One of the challenges PORD faces when working with female children is helping their parents understand why its important for them to continue their education. It is customary that as soon as their daughters mature, families begin the search for a suitable mate.
Due to fewer children studying past the 10th grade, many government schools near villages shut down, and those who are interested in studying are forced to travel long distances to do so. This journey to and from school elicits fear in the hearts of parents, particularly those with female children, as it is common for them to get stolen, raped, harassed or disappear forever. During one of my home visits, one parent spent three hours telling me heartbreaking stories about the families who lost their children to such tragedies.
Therefore, the obvious solution to them is marriage, because in their eyes, marriage equates to safety. The age-old idea is that if they send their child to school, they don’t know if she’ll make it back, and if they leave their child at home, they won’t know if she’ll be there at the end of the day. If she gets married, she’ll have a husband and in-laws to protect and care for her at all hours of the day, and they won’t have to worry.
In these situations, we speak to parents about various government schemes available to them such as enrolling their children in government hostels located close to the schools. This way, they won’t have to worry about the safety or well-being of their children, and it wouldn’t cost them a dime. In one village however, a young man and his friend decided to change things on their own.
Srinivas and Sreedhar grew up watching their sisters and childhood friends being forced to lead a life they did not care for. Srinivas’s sister would watch him cheerily leave for school while she dismally helped their mother complete the household chores. Within a month of finishing 10th class, she knew who she was going to marry. Srinivas’s parents were too frightened about their daughter’s safety to think about her desire to further her education and become a nurse. Though he was very angry at them for a long time, looking back, he understands why they did what they did. His sister now has three children and lives close to her parents in the village.
Srinivas however, had the good fortune of continuing his studies. He left the village, graduated with a degree in education, and instead of finding a job in the city or in a private school, decided to come back to his village with the intention of restoring the government school that closed down when they were young. When he came back, he discovered how abysmal the conditions of the schools were, and knew he had a big project ahead of him.
His first task was to approach the Sarpanch (the head of the village). When the Sarpanch responded unenthusiastically, he went door-to-door with the help of our PORD team and procured 500 signatures from parents demanding that action be taken to bring these schools back to life. Once he collected the signatures, and had the support of the Sarpanch, the rest was just a matter of time. After many meetings and heated discussions with the district police department and the district education minister, he gained the monetary resources to start work to develop the school.
Members of the the community had known Srinivas and Sreedhar their entire lives, were confident in their abilities, and willing to help in any way they could. They started by painting the entire building and making sure the area was safe enough for children to play in. They built three bathrooms, decorated the classrooms, bought reading and writing material, and hired two teaching assistants. Within a week, they had 60 children enrolled and were ready to begin classes.
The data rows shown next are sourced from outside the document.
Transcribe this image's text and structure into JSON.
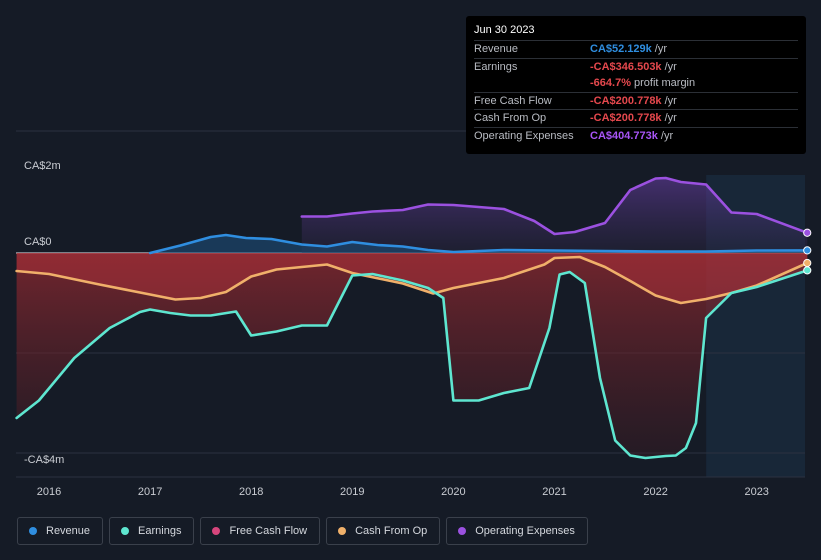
{
  "tooltip": {
    "date": "Jun 30 2023",
    "rows": [
      {
        "label": "Revenue",
        "value": "CA$52.129k",
        "unit": "/yr",
        "color": "#2f8ee0"
      },
      {
        "label": "Earnings",
        "value": "-CA$346.503k",
        "unit": "/yr",
        "color": "#e5484d"
      },
      {
        "label": "",
        "value": "-664.7%",
        "unit": "profit margin",
        "color": "#e5484d"
      },
      {
        "label": "Free Cash Flow",
        "value": "-CA$200.778k",
        "unit": "/yr",
        "color": "#e5484d"
      },
      {
        "label": "Cash From Op",
        "value": "-CA$200.778k",
        "unit": "/yr",
        "color": "#e5484d"
      },
      {
        "label": "Operating Expenses",
        "value": "CA$404.773k",
        "unit": "/yr",
        "color": "#a855f7"
      }
    ]
  },
  "legend": [
    {
      "label": "Revenue",
      "color": "#2f8ee0"
    },
    {
      "label": "Earnings",
      "color": "#5ee6d0"
    },
    {
      "label": "Free Cash Flow",
      "color": "#d6457c"
    },
    {
      "label": "Cash From Op",
      "color": "#f0b06a"
    },
    {
      "label": "Operating Expenses",
      "color": "#9b51e0"
    }
  ],
  "chart_data": {
    "type": "line",
    "title": "",
    "xlabel": "",
    "ylabel": "",
    "unit": "CA$ thousands",
    "ylim": [
      -4200,
      1500
    ],
    "y_labels": [
      {
        "value": 2000,
        "text": "CA$2m"
      },
      {
        "value": 0,
        "text": "CA$0"
      },
      {
        "value": -4000,
        "text": "-CA$4m"
      }
    ],
    "x_ticks": [
      {
        "value": 2016,
        "text": "2016"
      },
      {
        "value": 2017,
        "text": "2017"
      },
      {
        "value": 2018,
        "text": "2018"
      },
      {
        "value": 2019,
        "text": "2019"
      },
      {
        "value": 2020,
        "text": "2020"
      },
      {
        "value": 2021,
        "text": "2021"
      },
      {
        "value": 2022,
        "text": "2022"
      },
      {
        "value": 2023,
        "text": "2023"
      }
    ],
    "xlim": [
      2015.68,
      2023.5
    ],
    "forecast_start": 2022.5,
    "series": [
      {
        "name": "Revenue",
        "color": "#2f8ee0",
        "x": [
          2017.0,
          2017.3,
          2017.6,
          2017.75,
          2017.95,
          2018.2,
          2018.5,
          2018.75,
          2019.0,
          2019.25,
          2019.5,
          2019.75,
          2020.0,
          2020.5,
          2021.0,
          2021.5,
          2022.0,
          2022.5,
          2023.0,
          2023.5
        ],
        "values": [
          0,
          150,
          320,
          360,
          300,
          280,
          170,
          130,
          220,
          160,
          130,
          60,
          20,
          60,
          50,
          40,
          30,
          30,
          50,
          52
        ]
      },
      {
        "name": "Operating Expenses",
        "color": "#9b51e0",
        "x": [
          2018.5,
          2018.75,
          2019.0,
          2019.2,
          2019.5,
          2019.75,
          2020.0,
          2020.5,
          2020.8,
          2021.0,
          2021.2,
          2021.5,
          2021.75,
          2022.0,
          2022.1,
          2022.25,
          2022.5,
          2022.75,
          2023.0,
          2023.5
        ],
        "values": [
          730,
          730,
          790,
          830,
          860,
          970,
          960,
          880,
          640,
          380,
          420,
          600,
          1260,
          1490,
          1500,
          1420,
          1370,
          810,
          780,
          405
        ]
      },
      {
        "name": "Cash From Op",
        "color": "#f0b06a",
        "x": [
          2015.68,
          2016.0,
          2016.5,
          2017.0,
          2017.25,
          2017.5,
          2017.75,
          2018.0,
          2018.25,
          2018.5,
          2018.75,
          2019.0,
          2019.5,
          2019.8,
          2020.0,
          2020.5,
          2020.9,
          2021.0,
          2021.25,
          2021.5,
          2021.75,
          2022.0,
          2022.25,
          2022.5,
          2022.75,
          2023.0,
          2023.5
        ],
        "values": [
          -360,
          -420,
          -630,
          -830,
          -930,
          -900,
          -780,
          -470,
          -330,
          -280,
          -230,
          -400,
          -610,
          -810,
          -700,
          -500,
          -230,
          -100,
          -80,
          -280,
          -560,
          -850,
          -1000,
          -920,
          -800,
          -650,
          -200
        ]
      },
      {
        "name": "Earnings",
        "color": "#5ee6d0",
        "x": [
          2015.68,
          2015.9,
          2016.25,
          2016.6,
          2016.9,
          2017.0,
          2017.2,
          2017.4,
          2017.6,
          2017.85,
          2018.0,
          2018.25,
          2018.5,
          2018.75,
          2019.0,
          2019.2,
          2019.5,
          2019.75,
          2019.9,
          2020.0,
          2020.25,
          2020.5,
          2020.75,
          2020.95,
          2021.05,
          2021.15,
          2021.3,
          2021.45,
          2021.6,
          2021.75,
          2021.9,
          2022.0,
          2022.1,
          2022.2,
          2022.3,
          2022.4,
          2022.5,
          2022.75,
          2023.0,
          2023.5
        ],
        "values": [
          -3300,
          -2950,
          -2100,
          -1500,
          -1180,
          -1130,
          -1200,
          -1250,
          -1250,
          -1170,
          -1650,
          -1570,
          -1450,
          -1450,
          -450,
          -420,
          -550,
          -700,
          -900,
          -2950,
          -2950,
          -2800,
          -2700,
          -1500,
          -430,
          -380,
          -600,
          -2500,
          -3750,
          -4050,
          -4100,
          -4080,
          -4060,
          -4050,
          -3900,
          -3400,
          -1300,
          -800,
          -680,
          -347
        ]
      }
    ]
  }
}
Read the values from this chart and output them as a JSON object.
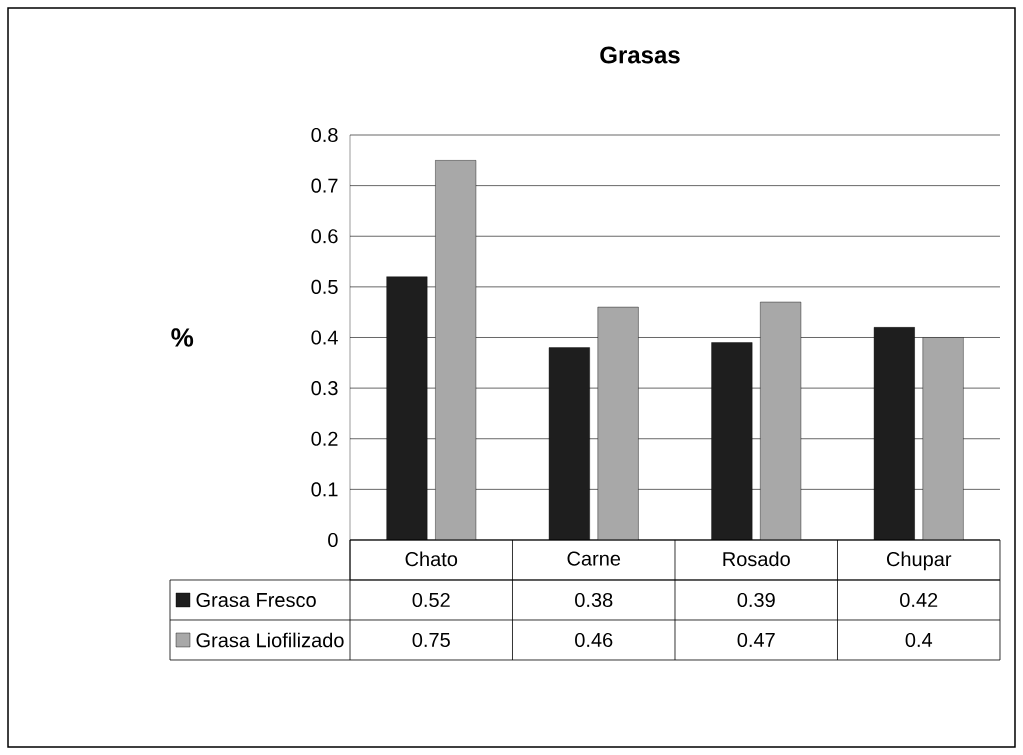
{
  "chart_data": {
    "type": "bar",
    "title": "Grasas",
    "ylabel": "%",
    "categories": [
      "Chato",
      "Carne",
      "Rosado",
      "Chupar"
    ],
    "series": [
      {
        "name": "Grasa Fresco",
        "color": "#1e1e1e",
        "values": [
          0.52,
          0.38,
          0.39,
          0.42
        ]
      },
      {
        "name": "Grasa Liofilizado",
        "color": "#a8a8a8",
        "values": [
          0.75,
          0.46,
          0.47,
          0.4
        ]
      }
    ],
    "ylim": [
      0,
      0.8
    ],
    "yticks": [
      0,
      0.1,
      0.2,
      0.3,
      0.4,
      0.5,
      0.6,
      0.7,
      0.8
    ],
    "grid": "y",
    "legend": "bottom",
    "data_labels": true
  }
}
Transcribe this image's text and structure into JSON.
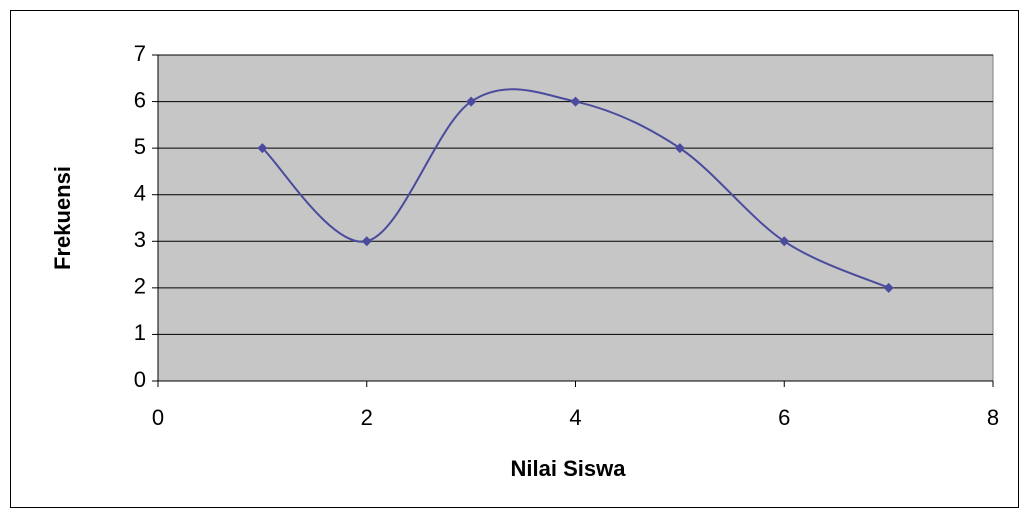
{
  "chart_data": {
    "type": "line",
    "smooth": true,
    "x_label": "Nilai Siswa",
    "y_label": "Frekuensi",
    "x": [
      1,
      2,
      3,
      4,
      5,
      6,
      7
    ],
    "series": [
      {
        "color": "#4b4b9e",
        "values": [
          5,
          3,
          6,
          6,
          5,
          3,
          2
        ]
      }
    ],
    "xlim": [
      0,
      8
    ],
    "xticks": [
      0,
      2,
      4,
      6,
      8
    ],
    "ylim": [
      0,
      7
    ],
    "yticks": [
      0,
      1,
      2,
      3,
      4,
      5,
      6,
      7
    ],
    "grid": true
  }
}
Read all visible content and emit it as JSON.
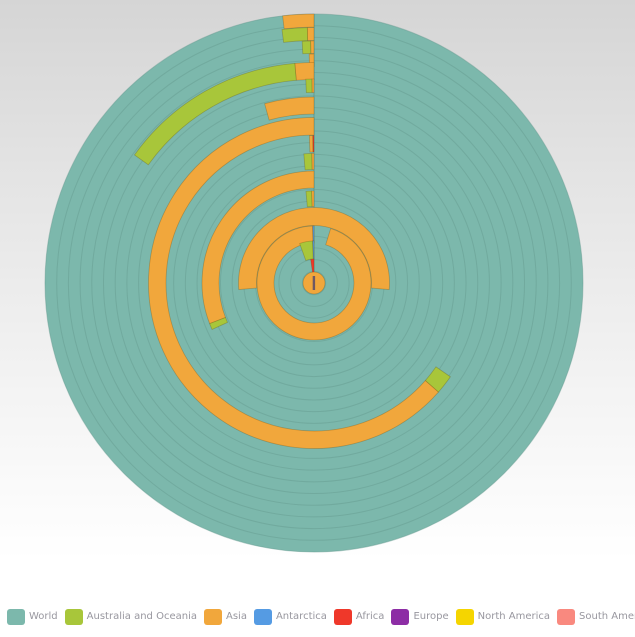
{
  "legend": {
    "items": [
      {
        "label": "World",
        "color": "#7cb8ac"
      },
      {
        "label": "Australia and Oceania",
        "color": "#a8c63a"
      },
      {
        "label": "Asia",
        "color": "#f1a73c"
      },
      {
        "label": "Antarctica",
        "color": "#559be3"
      },
      {
        "label": "Africa",
        "color": "#ef382a"
      },
      {
        "label": "Europe",
        "color": "#8d2da5"
      },
      {
        "label": "North America",
        "color": "#f5d500"
      },
      {
        "label": "South America",
        "color": "#f9897f"
      }
    ]
  },
  "chart_data": {
    "type": "radial-stacked-bar",
    "title": "",
    "angle_convention": "degrees counterclockwise from 12 o'clock",
    "center": {
      "x": 314,
      "y": 283
    },
    "outer_radius": 269,
    "grid": {
      "ring_count": 23,
      "color": "#639a8f",
      "opacity": 0.45
    },
    "axis_line": {
      "angle_deg": 0,
      "color": "#5d948a",
      "opacity": 0.75
    },
    "world_background": {
      "series": "World",
      "sweep_deg": 360
    },
    "colors": {
      "World": "#7cb8ac",
      "Australia and Oceania": "#a8c63a",
      "Asia": "#f1a73c",
      "Antarctica": "#559be3",
      "Africa": "#ef382a",
      "Europe": "#8d2da5",
      "North America": "#f5d500",
      "South America": "#f9897f"
    },
    "bands": [
      {
        "r0": 256.0,
        "r1": 269.0,
        "segments": [
          {
            "series": "Asia",
            "start": 0,
            "end": 6.7
          }
        ]
      },
      {
        "r0": 242.5,
        "r1": 255.5,
        "segments": [
          {
            "series": "Asia",
            "start": 0,
            "end": 1.5
          },
          {
            "series": "Australia and Oceania",
            "start": 1.5,
            "end": 7.2
          }
        ]
      },
      {
        "r0": 229.5,
        "r1": 242.0,
        "segments": [
          {
            "series": "Asia",
            "start": 0,
            "end": 0.8
          },
          {
            "series": "Australia and Oceania",
            "start": 0.8,
            "end": 2.8
          }
        ]
      },
      {
        "r0": 216.5,
        "r1": 229.0,
        "segments": [
          {
            "series": "Asia",
            "start": 0,
            "end": 1.2
          }
        ]
      },
      {
        "r0": 203.5,
        "r1": 220.5,
        "segments": [
          {
            "series": "Asia",
            "start": 0,
            "end": 5
          },
          {
            "series": "Australia and Oceania",
            "start": 5,
            "end": 54.5
          }
        ]
      },
      {
        "r0": 190.5,
        "r1": 204.0,
        "segments": [
          {
            "series": "Asia",
            "start": 0,
            "end": 0.6
          },
          {
            "series": "Australia and Oceania",
            "start": 0.6,
            "end": 2.3
          }
        ]
      },
      {
        "r0": 169.0,
        "r1": 186.0,
        "segments": [
          {
            "series": "Asia",
            "start": 0,
            "end": 15.4
          }
        ]
      },
      {
        "r0": 148.0,
        "r1": 165.5,
        "segments": [
          {
            "series": "Asia",
            "start": 0,
            "end": 228.8
          },
          {
            "series": "Australia and Oceania",
            "start": 228.8,
            "end": 235.5
          }
        ]
      },
      {
        "r0": 131.0,
        "r1": 147.5,
        "segments": [
          {
            "series": "Africa",
            "start": 0,
            "end": 0.5
          },
          {
            "series": "Asia",
            "start": 0.5,
            "end": 1.8
          }
        ]
      },
      {
        "r0": 113.5,
        "r1": 129.5,
        "segments": [
          {
            "series": "Asia",
            "start": 0,
            "end": 1
          },
          {
            "series": "Australia and Oceania",
            "start": 1,
            "end": 4.5
          }
        ]
      },
      {
        "r0": 95.0,
        "r1": 112.0,
        "segments": [
          {
            "series": "Asia",
            "start": 0,
            "end": 111.3
          },
          {
            "series": "Australia and Oceania",
            "start": 111.3,
            "end": 114.5
          }
        ]
      },
      {
        "r0": 76.5,
        "r1": 92.0,
        "segments": [
          {
            "series": "Asia",
            "start": 0,
            "end": 1.5
          },
          {
            "series": "Australia and Oceania",
            "start": 1.5,
            "end": 5
          }
        ]
      },
      {
        "r0": 57.5,
        "r1": 75.5,
        "segments": [
          {
            "series": "Asia",
            "start": -95,
            "end": 95
          }
        ]
      },
      {
        "r0": 40.0,
        "r1": 57.0,
        "segments": [
          {
            "series": "Antarctica",
            "start": 0,
            "end": 1.5
          },
          {
            "series": "Asia",
            "start": 1.5,
            "end": 343
          }
        ]
      },
      {
        "r0": 24.0,
        "r1": 42.0,
        "segments": [
          {
            "series": "Antarctica",
            "start": 0,
            "end": 2
          },
          {
            "series": "Australia and Oceania",
            "start": 2,
            "end": 20
          }
        ]
      },
      {
        "r0": 8.0,
        "r1": 24.0,
        "segments": [
          {
            "series": "Africa",
            "start": 0,
            "end": 8
          }
        ]
      }
    ],
    "center_dot": {
      "radius": 11,
      "series": "Asia"
    },
    "center_pointer": {
      "color": "#6f5863",
      "x": 312.7,
      "y": 276,
      "width": 2.4,
      "height": 14
    }
  }
}
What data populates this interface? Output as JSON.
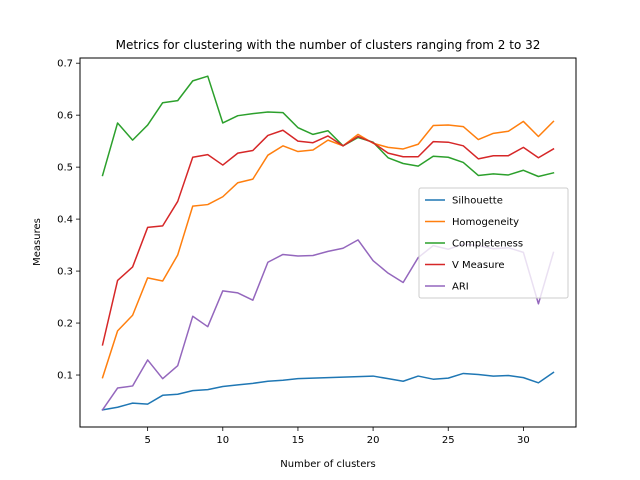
{
  "chart_data": {
    "type": "line",
    "title": "Metrics for clustering with the number of clusters ranging from 2 to 32",
    "xlabel": "Number of clusters",
    "ylabel": "Measures",
    "xlim": [
      0.5,
      33.5
    ],
    "ylim": [
      0.0,
      0.71
    ],
    "xticks": [
      5,
      10,
      15,
      20,
      25,
      30
    ],
    "yticks": [
      0.1,
      0.2,
      0.3,
      0.4,
      0.5,
      0.6,
      0.7
    ],
    "grid": false,
    "legend_position": "center-right",
    "x": [
      2,
      3,
      4,
      5,
      6,
      7,
      8,
      9,
      10,
      11,
      12,
      13,
      14,
      15,
      16,
      17,
      18,
      19,
      20,
      21,
      22,
      23,
      24,
      25,
      26,
      27,
      28,
      29,
      30,
      31,
      32
    ],
    "series": [
      {
        "name": "Silhouette",
        "color": "#1f77b4",
        "values": [
          0.033,
          0.038,
          0.046,
          0.044,
          0.061,
          0.063,
          0.07,
          0.072,
          0.078,
          0.081,
          0.084,
          0.088,
          0.09,
          0.093,
          0.094,
          0.095,
          0.096,
          0.097,
          0.098,
          0.093,
          0.088,
          0.098,
          0.092,
          0.094,
          0.103,
          0.101,
          0.098,
          0.099,
          0.095,
          0.085,
          0.105
        ]
      },
      {
        "name": "Homogeneity",
        "color": "#ff7f0e",
        "values": [
          0.095,
          0.185,
          0.215,
          0.287,
          0.281,
          0.331,
          0.425,
          0.428,
          0.443,
          0.47,
          0.477,
          0.523,
          0.541,
          0.53,
          0.533,
          0.552,
          0.541,
          0.563,
          0.546,
          0.538,
          0.535,
          0.544,
          0.58,
          0.581,
          0.578,
          0.553,
          0.565,
          0.569,
          0.588,
          0.559,
          0.588
        ]
      },
      {
        "name": "Completeness",
        "color": "#2ca02c",
        "values": [
          0.484,
          0.585,
          0.552,
          0.581,
          0.624,
          0.628,
          0.666,
          0.675,
          0.585,
          0.599,
          0.603,
          0.606,
          0.605,
          0.576,
          0.563,
          0.57,
          0.541,
          0.557,
          0.548,
          0.518,
          0.507,
          0.502,
          0.521,
          0.519,
          0.509,
          0.484,
          0.487,
          0.485,
          0.494,
          0.482,
          0.489
        ]
      },
      {
        "name": "V Measure",
        "color": "#d62728",
        "values": [
          0.158,
          0.282,
          0.308,
          0.384,
          0.387,
          0.434,
          0.519,
          0.524,
          0.504,
          0.527,
          0.532,
          0.561,
          0.571,
          0.55,
          0.547,
          0.56,
          0.541,
          0.559,
          0.547,
          0.527,
          0.52,
          0.52,
          0.549,
          0.548,
          0.541,
          0.516,
          0.522,
          0.522,
          0.538,
          0.518,
          0.535
        ]
      },
      {
        "name": "ARI",
        "color": "#9467bd",
        "values": [
          0.033,
          0.075,
          0.079,
          0.129,
          0.093,
          0.118,
          0.213,
          0.193,
          0.262,
          0.258,
          0.244,
          0.317,
          0.332,
          0.329,
          0.33,
          0.338,
          0.344,
          0.36,
          0.32,
          0.296,
          0.278,
          0.326,
          0.349,
          0.342,
          0.352,
          0.349,
          0.343,
          0.345,
          0.336,
          0.237,
          0.336
        ]
      }
    ]
  }
}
Witnessing the grand opening of this school back in October and visiting it now have been a humbling experience. Parents walk their children to school on their way to the field and have no qualms about their safety. He teaches classes with more exuberance than I have seen at any other school I’ve visited, and the kids love it. They ask questions, stay and do homework, and simply love to learn. His wife and sister cook all the meals for the students with the money the government provides and have been a vital part in the school’s success.
During school hours, the school functions normally with interactive and innovative lesson plans. After hours, they leave the space open for children to do their homework or just play outside. He believes giving children a free space away from their home will foster friendships and creativity. To further enhance the space, he is now contemplating building a small library for the children.
It’s been inspiring to observe how these young men motivate children, and more importantly, their parents every day. Everywhere around us, we see educated people trying to find a way out and leave to make a better life for themselves somewhere far away, but rarely do we hear about people who leave and come back. This story serves as a beautiful example of how young people truly are the heart of development.